The process of the digital project highlights how and to what extent these forces might construct an individual pregnant subject in geographical terms. Additionally, the mapping process raises questions about modelling, research use, and interpretation that will enrich my Master's project. Most importantly, the project affords me the opportunity to develop my academic work in a pedagogically accessible way that I can build on beyond my MA program. I would like the map to serve as a tool by which I and others can identify and analyze patterns of cultural formation as they emerge from developing and reading visualizations of geospatial mobility. In the present work, I am not sure what patterns (if any) will emerge from articulating historical texts onto a geographical map, but I suspect that it is through the building process that the most learning happens. I hope this would be the case not only for the map's initial development, but for other scholars who might read and add to the project in the future (e.g., Victorian scholars from various disciplines and academic levels).

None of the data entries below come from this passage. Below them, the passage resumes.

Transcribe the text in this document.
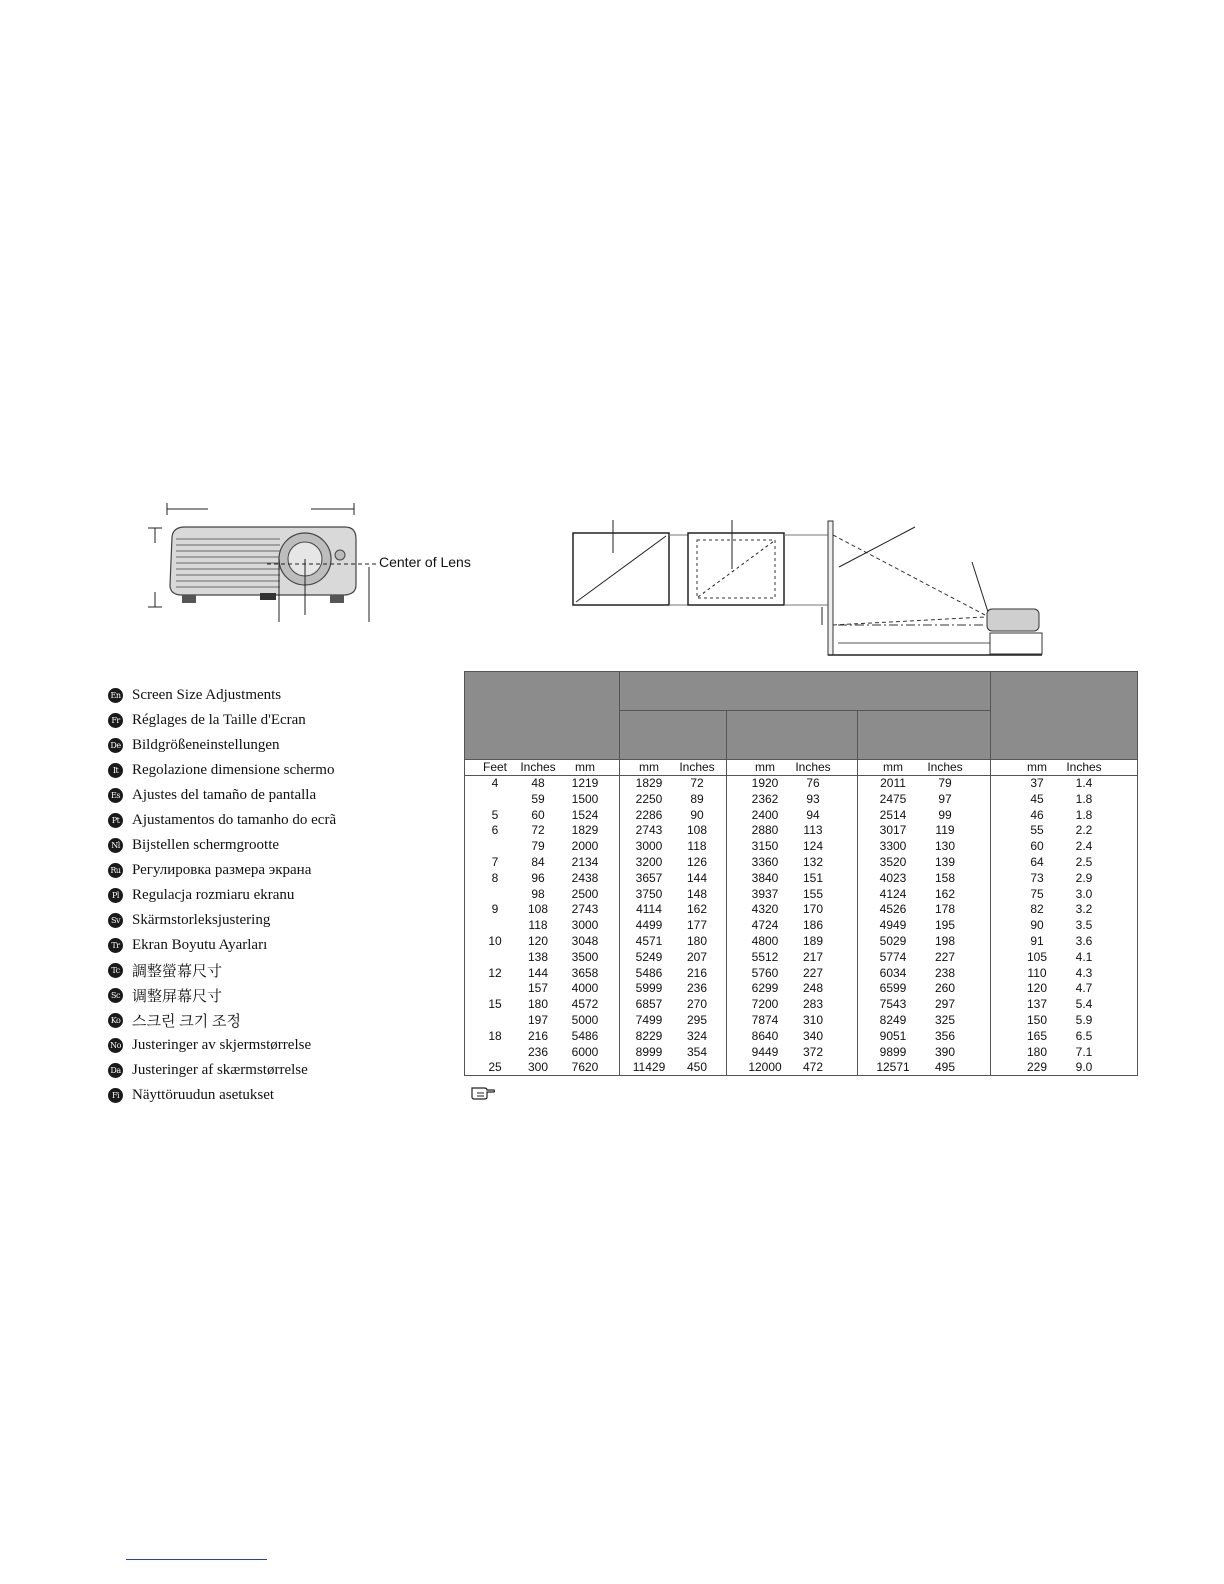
Center of Lens
En Screen Size Adjustments
Fr Réglages de la Taille d'Ecran
De Bildgrößeneinstellungen
It Regolazione dimensione schermo
Es Ajustes del tamaño de pantalla
Pt Ajustamentos do tamanho do ecrã
Nl Bijstellen schermgrootte
Ru Регулировка размера экрана
Pl Regulacja rozmiaru ekranu
Sv Skärmstorleksjustering
Tr Ekran Boyutu Ayarları
Tc 調整螢幕尺寸
Sc 调整屏幕尺寸
Ko 스크린 크기 조정
No Justeringer av skjermstørrelse
Da Justeringer af skærmstørrelse
Fi Näyttöruudun asetukset
Feet Inches mm	mm Inches	mm Inches	mm Inches	mm Inches
4	48 1219	1829 72	1920 76	2011	79	37	1.4
59 1500	2250 89	2362 93	2475	97	45	1.8
5	60 1524	2286 90	2400 94	2514	99	46	1.8
6	72 1829	2743 108	2880 113	3017 119	55	2.2
79 2000	3000 118	3150 124	3300 130	60	2.4
7	84 2134	3200 126	3360 132	3520 139	64	2.5
8	96 2438	3657 144	3840 151	4023 158	73	2.9
98 2500	3750 148	3937 155	4124 162	75	3.0
9 108 2743	4114 162	4320 170	4526 178	82	3.2
118 3000	4499 177	4724 186	4949 195	90	3.5
10 120 3048	4571 180	4800 189	5029 198	91	3.6
138 3500	5249 207	5512 217	5774 227	105 4.1
12 144 3658	5486 216	5760 227	6034 238	110 4.3
157 4000	5999 236	6299 248	6599 260	120 4.7
15 180 4572	6857 270	7200 283	7543 297	137 5.4
197 5000	7499 295	7874 310	8249 325	150 5.9
18 216 5486	8229 324	8640 340	9051 356	165 6.5
236 6000	8999 354	9449 372	9899 390	180 7.1
25 300 7620	11429 450	12000 472	12571 495	229 9.0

Interdisciplinary Victorian studies require grappling with a wealth of archived materials; for Victorian scholars and teachers, DH is a promising pedagogical avenue. Digital mapping offers access points for visual and spatial learners not available through words on a page; more importantly, it allows one to organize diverse layers of information into visualizations that uniquely reveal semantic links and broader cultural patterns. Few geo-Victorian projects are live as yet, and most of those published to the web merely scratch the surface of interdisciplinary data collection and visualization (see, for example, Lee Jackson's Map of Victorian London). The sophisticated London Low Life maps comprise the most current geospatial Victorian research, including a broad range of data spanning the Victorian period; however, I find little mapping work performed for more specific bodies of Victorian scholarship. Given my focus on the geography of pregnancy, my work enters what seems to be an fairly open field. Nonetheless, the use of digital mapping in Victorian research will only increase. The London Low Life project's model articulates, among other things, a point that Victorian scholars are already well aware of: that materiality and particularity of place were essential to late nineteenth-century British life.